The state’s unemployment rate dropped again in December, down by 0.2 percentage points to 6.2 percent from the November rate of 6.4 percent. As preliminary monthly data released by the United States Bureau of Labor Statistics (BLS) indicated, 2014 marked a fifth consecutive year for private sector job growth in the Garden State.

The BLS data indicates that, over the past year, New Jersey’s unemployment rate has dropped by 1.0 percentage point from 7.2 percent recorded in December 2013, and it has dropped by 3.5 percentage points since the recessionary high of 9.7 percent reached in December 2009. A preliminary over-the-year analysis of the BLS data also shows that, from December 2013 to December 2014, private sector employment grew by 29,900.

Since February 2010, the recessionary low point of private sector employment in New Jersey, private sector employers have added 151,700 jobs.

Preliminary monthly estimates released by the BLS indicate employment remained essentially unchanged from November to December, with total nonfarm employment decreasing by 400 jobs to a seasonally adjusted total of 3,957,800 as measured by the BLS through its monthly employer survey. The data represents a 300 drop in private sector employment and 100 in the public sector.

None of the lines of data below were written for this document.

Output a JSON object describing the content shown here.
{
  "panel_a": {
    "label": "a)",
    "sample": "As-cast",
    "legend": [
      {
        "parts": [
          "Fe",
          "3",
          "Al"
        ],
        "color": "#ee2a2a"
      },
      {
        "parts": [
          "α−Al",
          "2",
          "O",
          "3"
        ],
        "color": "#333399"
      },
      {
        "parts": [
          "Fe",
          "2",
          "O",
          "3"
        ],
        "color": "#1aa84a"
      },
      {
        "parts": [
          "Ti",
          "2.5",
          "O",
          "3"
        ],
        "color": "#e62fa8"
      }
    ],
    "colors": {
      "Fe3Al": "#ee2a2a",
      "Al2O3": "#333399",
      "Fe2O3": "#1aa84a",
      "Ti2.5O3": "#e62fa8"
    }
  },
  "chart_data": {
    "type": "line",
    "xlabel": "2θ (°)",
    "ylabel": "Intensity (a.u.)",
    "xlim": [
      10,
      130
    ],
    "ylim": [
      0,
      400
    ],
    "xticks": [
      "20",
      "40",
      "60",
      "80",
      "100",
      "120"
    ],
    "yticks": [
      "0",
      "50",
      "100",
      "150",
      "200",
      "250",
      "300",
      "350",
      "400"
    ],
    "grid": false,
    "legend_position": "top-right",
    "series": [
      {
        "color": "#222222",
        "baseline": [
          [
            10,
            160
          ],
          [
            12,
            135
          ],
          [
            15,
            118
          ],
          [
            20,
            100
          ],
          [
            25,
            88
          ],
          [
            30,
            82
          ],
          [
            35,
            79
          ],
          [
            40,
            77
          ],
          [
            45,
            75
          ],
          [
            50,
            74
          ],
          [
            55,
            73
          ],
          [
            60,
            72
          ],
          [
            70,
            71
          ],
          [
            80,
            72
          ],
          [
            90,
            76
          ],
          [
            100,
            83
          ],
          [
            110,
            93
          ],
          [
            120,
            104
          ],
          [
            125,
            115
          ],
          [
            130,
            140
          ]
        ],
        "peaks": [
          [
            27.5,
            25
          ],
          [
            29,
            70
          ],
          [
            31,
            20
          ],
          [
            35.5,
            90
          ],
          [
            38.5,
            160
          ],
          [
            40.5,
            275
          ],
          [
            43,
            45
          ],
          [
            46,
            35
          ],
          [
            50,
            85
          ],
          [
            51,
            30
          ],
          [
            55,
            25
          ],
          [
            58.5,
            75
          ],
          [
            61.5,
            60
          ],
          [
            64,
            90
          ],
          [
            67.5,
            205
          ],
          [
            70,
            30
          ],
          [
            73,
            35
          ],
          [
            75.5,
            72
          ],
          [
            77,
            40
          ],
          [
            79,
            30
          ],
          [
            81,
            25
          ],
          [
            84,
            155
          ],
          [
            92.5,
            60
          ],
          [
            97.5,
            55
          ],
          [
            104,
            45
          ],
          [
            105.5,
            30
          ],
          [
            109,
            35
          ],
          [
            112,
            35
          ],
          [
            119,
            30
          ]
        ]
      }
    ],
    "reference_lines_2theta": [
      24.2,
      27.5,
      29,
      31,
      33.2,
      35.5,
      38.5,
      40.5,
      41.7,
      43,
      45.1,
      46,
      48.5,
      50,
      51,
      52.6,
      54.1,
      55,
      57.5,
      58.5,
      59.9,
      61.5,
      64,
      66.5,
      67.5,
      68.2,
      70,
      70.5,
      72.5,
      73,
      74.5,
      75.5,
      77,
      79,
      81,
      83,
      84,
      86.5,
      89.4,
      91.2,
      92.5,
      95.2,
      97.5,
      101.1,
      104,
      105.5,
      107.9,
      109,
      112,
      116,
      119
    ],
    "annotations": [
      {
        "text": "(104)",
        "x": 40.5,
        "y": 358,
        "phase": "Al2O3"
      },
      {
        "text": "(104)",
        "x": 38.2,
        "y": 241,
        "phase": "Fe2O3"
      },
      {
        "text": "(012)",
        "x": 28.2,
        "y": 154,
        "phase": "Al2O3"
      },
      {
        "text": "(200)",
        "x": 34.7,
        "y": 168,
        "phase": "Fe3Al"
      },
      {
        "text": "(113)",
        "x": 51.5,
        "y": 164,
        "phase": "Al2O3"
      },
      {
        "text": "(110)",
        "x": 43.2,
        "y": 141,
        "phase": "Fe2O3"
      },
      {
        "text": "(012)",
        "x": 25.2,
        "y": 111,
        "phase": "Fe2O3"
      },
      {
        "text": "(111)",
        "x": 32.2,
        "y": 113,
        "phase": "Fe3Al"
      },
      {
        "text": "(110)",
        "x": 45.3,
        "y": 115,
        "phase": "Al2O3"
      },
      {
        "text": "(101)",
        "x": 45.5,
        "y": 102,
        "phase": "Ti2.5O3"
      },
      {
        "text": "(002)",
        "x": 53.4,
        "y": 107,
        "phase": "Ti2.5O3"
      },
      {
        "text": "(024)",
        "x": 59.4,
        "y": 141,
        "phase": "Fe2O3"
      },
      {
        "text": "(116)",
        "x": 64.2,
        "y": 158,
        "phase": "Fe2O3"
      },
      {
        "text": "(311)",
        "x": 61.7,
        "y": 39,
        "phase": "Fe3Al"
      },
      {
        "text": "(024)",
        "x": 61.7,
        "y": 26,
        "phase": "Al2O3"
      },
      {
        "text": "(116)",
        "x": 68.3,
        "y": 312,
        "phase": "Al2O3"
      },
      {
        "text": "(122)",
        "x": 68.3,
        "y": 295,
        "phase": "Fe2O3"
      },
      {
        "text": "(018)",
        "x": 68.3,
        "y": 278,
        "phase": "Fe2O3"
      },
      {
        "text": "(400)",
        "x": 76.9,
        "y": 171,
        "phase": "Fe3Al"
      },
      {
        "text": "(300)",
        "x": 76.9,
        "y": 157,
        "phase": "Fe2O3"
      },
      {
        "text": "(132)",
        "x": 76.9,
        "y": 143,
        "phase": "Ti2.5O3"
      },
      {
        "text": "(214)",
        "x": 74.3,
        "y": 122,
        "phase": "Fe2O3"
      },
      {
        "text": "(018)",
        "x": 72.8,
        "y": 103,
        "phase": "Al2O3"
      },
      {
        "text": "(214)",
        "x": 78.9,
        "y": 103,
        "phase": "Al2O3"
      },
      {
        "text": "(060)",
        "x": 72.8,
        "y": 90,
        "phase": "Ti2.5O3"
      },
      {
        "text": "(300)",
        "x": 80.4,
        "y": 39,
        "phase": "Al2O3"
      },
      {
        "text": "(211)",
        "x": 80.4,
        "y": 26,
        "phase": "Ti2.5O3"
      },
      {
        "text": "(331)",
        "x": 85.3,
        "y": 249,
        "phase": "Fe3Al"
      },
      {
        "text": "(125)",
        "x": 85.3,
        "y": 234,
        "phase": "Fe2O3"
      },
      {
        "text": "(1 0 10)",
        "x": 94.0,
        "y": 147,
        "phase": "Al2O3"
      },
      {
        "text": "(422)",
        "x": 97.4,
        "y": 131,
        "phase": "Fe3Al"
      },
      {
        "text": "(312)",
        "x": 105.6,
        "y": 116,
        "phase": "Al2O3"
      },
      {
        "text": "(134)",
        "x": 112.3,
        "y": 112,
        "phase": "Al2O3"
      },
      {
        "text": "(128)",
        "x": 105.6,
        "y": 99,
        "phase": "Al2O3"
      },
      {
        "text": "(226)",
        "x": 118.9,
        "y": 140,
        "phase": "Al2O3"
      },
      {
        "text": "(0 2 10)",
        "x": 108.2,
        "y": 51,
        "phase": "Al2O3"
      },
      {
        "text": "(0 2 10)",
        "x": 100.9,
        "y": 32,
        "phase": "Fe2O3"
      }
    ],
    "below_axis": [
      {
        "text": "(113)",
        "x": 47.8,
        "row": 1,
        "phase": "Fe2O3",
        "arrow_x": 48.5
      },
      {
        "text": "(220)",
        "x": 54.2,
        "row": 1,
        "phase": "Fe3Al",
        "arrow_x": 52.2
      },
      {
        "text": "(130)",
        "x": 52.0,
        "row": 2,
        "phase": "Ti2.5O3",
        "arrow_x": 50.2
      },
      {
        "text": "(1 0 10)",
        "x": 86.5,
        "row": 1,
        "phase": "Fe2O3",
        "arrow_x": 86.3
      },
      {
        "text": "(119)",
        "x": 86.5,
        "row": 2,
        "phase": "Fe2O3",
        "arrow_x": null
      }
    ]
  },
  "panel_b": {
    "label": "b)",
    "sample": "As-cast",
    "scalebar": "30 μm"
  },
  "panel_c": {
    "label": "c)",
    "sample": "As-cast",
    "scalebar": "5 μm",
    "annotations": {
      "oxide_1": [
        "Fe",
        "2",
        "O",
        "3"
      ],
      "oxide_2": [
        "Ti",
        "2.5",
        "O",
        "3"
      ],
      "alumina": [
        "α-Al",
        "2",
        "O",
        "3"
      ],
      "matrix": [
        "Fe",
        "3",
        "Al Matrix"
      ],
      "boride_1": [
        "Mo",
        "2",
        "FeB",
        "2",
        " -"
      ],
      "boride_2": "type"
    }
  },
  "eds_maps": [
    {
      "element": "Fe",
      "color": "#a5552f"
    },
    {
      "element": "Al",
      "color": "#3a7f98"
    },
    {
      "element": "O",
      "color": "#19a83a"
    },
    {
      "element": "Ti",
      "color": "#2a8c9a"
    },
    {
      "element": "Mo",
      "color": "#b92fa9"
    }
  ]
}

The preliminary data shows public sector employment down by 900 over the year.

Based on more complete reporting from employers, the previously released total nonfarm employment estimate for November 2014 was revised and shows an over-the-month (October – November) gain of 5,500 jobs. Preliminary estimates indicated an over-the-month gain of 6,700 jobs.

In December, private sector job gains were posted in four of nine major industry sectors, four recorded a loss and one was unchanged. Industries that recorded employment gains included education and health services (+3,700), professional and business services (+1,400), construction (+900) and other services (+200). Job contraction was registered in leisure and hospitality (-2,400), financial activities (-1,900), information (-1,100), and trade, transportation, and utilities (-1,100). Manufacturing employment was unchanged over the month.